Eric, who is currently based at Chambers Wharf site Bermondsey, admits that he was at something of a loose end before discovering he could utilise his love of the outdoors, his desire to benefit people’s lives and his eagerness for routine to help create London’s super sewer.
He learned of the Tideway project through the contracting agency Reliable, that works with various construction and infrastructure projects to get people into work and help them develop the skills they will need to forge a successful career.
“As soon as I heard about the opportunity to become an engineering apprentice I was interested. It was a great feeling when I was told I had been successful because it’s something that I really care about. Being given the chance to give back and help clean up the Thames was too good to ignore.
“I live in London with my wife and son, so the sewer matters to me personally, but also to millions of other people. I’m proud to be working on a project that’s building something for future generations to enjoy.”
Being part of a team was an attractive proposition for Eric as was the opportunity to interact with complex pieces of machinery and kit, enabling him to get below ground and see how to a tunnel is built from start to finish.
“It’s a bit of a cliché maybe, but every day really is different. We’ve always got a new task to achieve and a new milestone to hit, so there’s no time to sit still. I’m learning all the time and that’s exactly what I want. I’m overawed daily by the size of the machines and the scale of the shaft. It’s amazing what we are doing, and it’s fascinating watching the progression and knowing that I’m part of it.”
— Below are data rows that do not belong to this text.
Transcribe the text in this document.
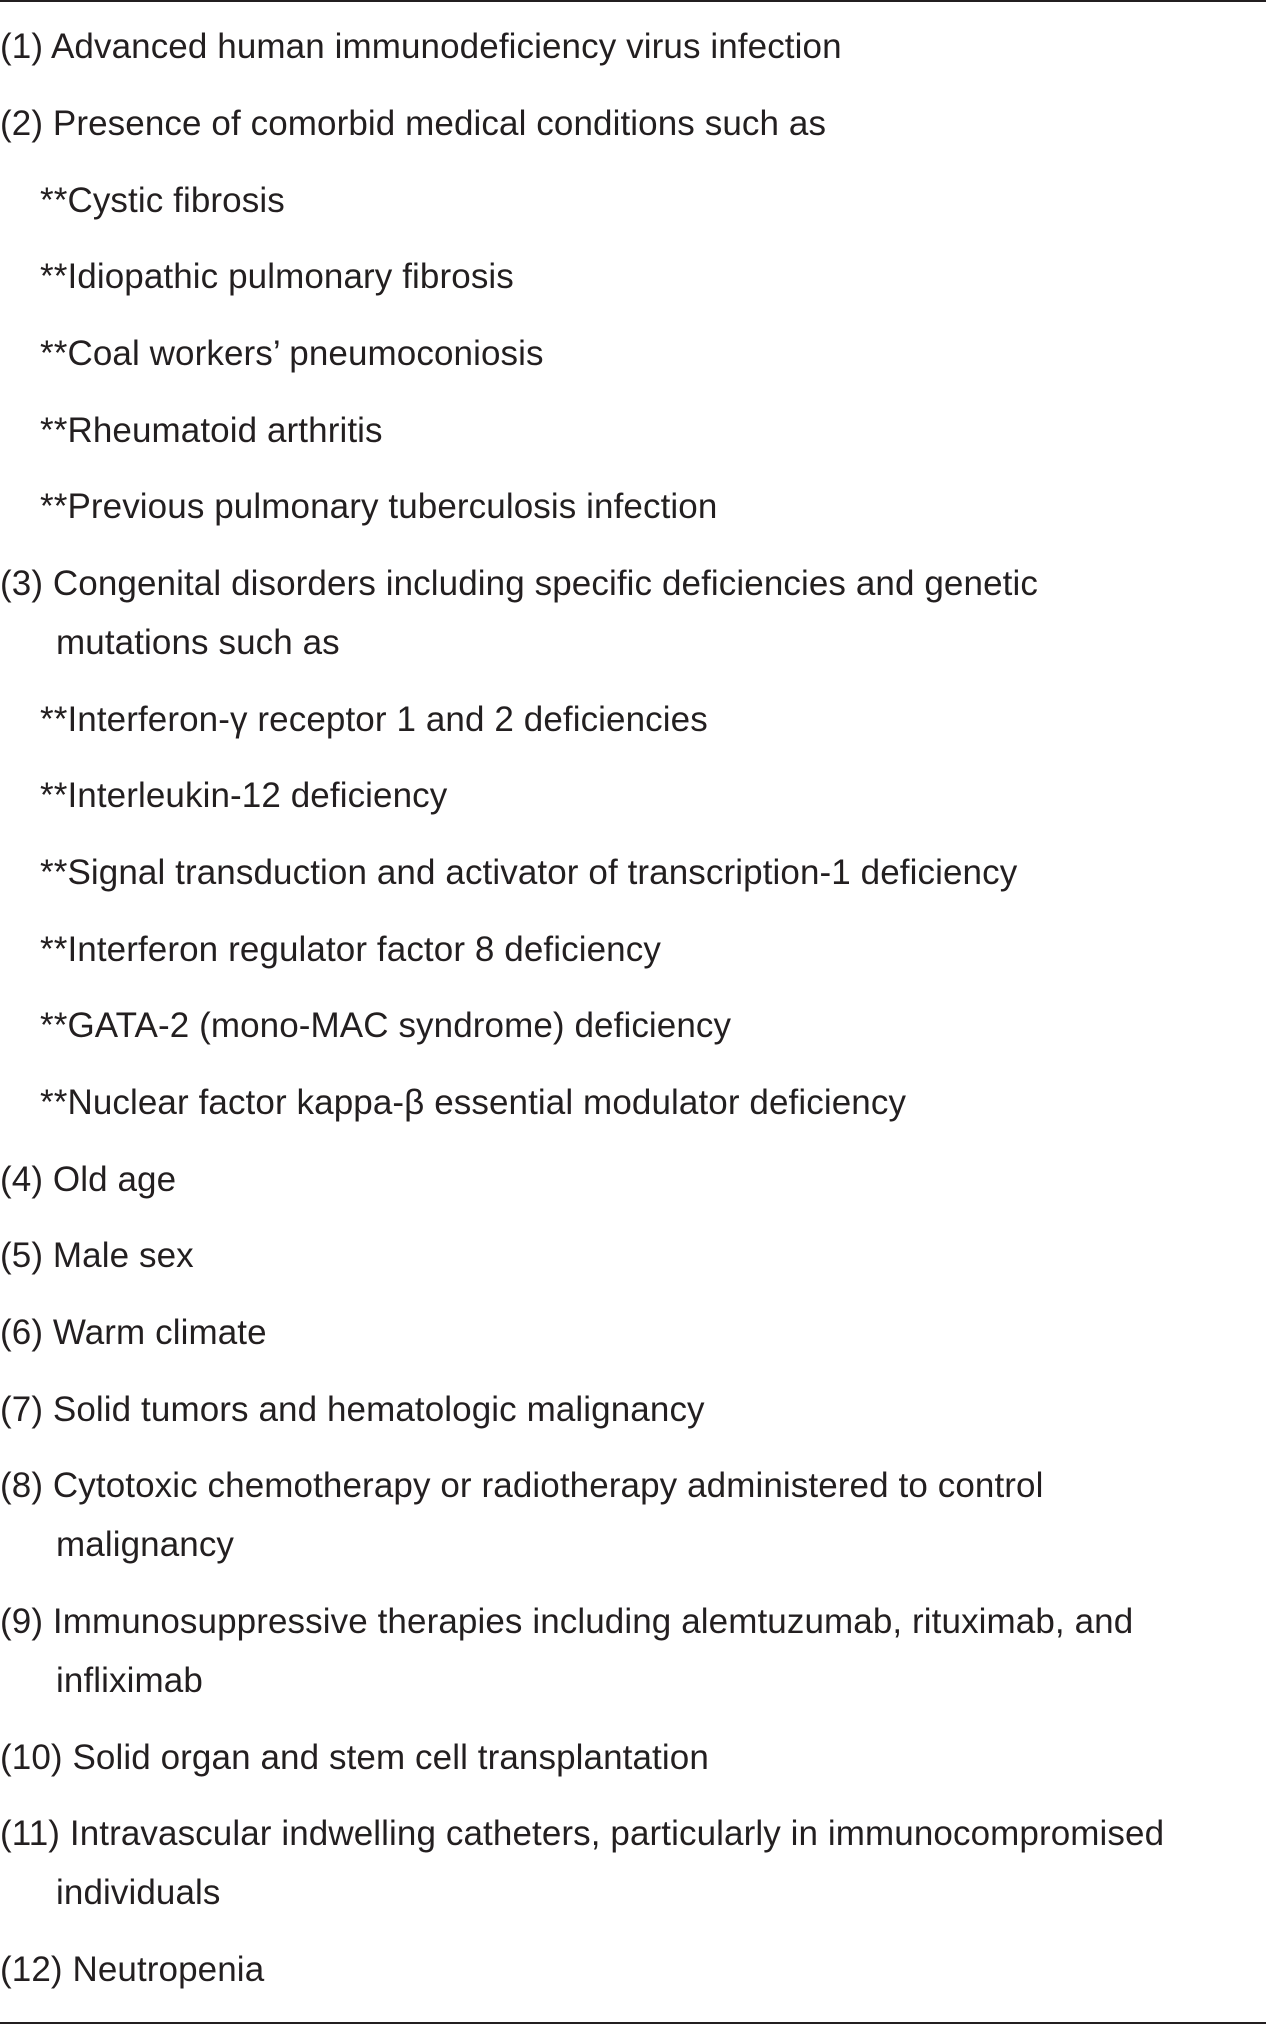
(1) Advanced human immunodeficiency virus infection
(2) Presence of comorbid medical conditions such as
**Cystic fibrosis
**Idiopathic pulmonary fibrosis
**Coal workers’ pneumoconiosis
**Rheumatoid arthritis
**Previous pulmonary tuberculosis infection
(3) Congenital disorders including specific deficiencies and genetic
mutations such as
**Interferon-γ receptor 1 and 2 deficiencies
**Interleukin-12 deficiency
**Signal transduction and activator of transcription-1 deficiency
**Interferon regulator factor 8 deficiency
**GATA-2 (mono-MAC syndrome) deficiency
**Nuclear factor kappa-β essential modulator deficiency
(4) Old age
(5) Male sex
(6) Warm climate
(7) Solid tumors and hematologic malignancy
(8) Cytotoxic chemotherapy or radiotherapy administered to control
malignancy
(9) Immunosuppressive therapies including alemtuzumab, rituximab, and
infliximab
(10) Solid organ and stem cell transplantation
(11) Intravascular indwelling catheters, particularly in immunocompromised
individuals
(12) Neutropenia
Tideway has a clear focus on health and safety, something Eric has been very aware of since day one.
“I think that a key part of remaining safe is being able to rely on the people around you. My teammates all gave me guidance when I was just getting started and told me what I should and shouldn’t do. It was clear from the outset that they had the right attitude when it came to safety, and that made me confident that I was surrounded by people I could trust.”
As well as the long-term goals of the project and the opportunity to work in challenging conditions, it is the bond Eric has built with his team that he believes makes his role so special and makes him excited about the prospect of heading to site every day.
“It’s more than just a team, and that has to be the case when you’re working on something of this nature. Everyone needs a helping hand every now and again and knowing that the people working by your side are dependable is massively important.”
Though he has only officially been working on the project since April 2019, Eric is thrilled by what he has learned and the variety of things he has experienced. Tideway has helped him to take the first steps in what will undoubtedly be a long and productive career in engineering.
“For anyone who is considering being an apprentice I would say absolutely go for it. The classroom isn’t necessarily the best place to learn, as I’ve discovered, and I think that’s the case for a lot of people. Being able to interact directly with equipment and people, and gain first-hand experience, knowledge and understanding, is the ideal educational environment for me.
“I love being part of Tideway, and it’ll be amazing being able to tell my son that I helped clean the river, and did my bit to make London a better place to live.”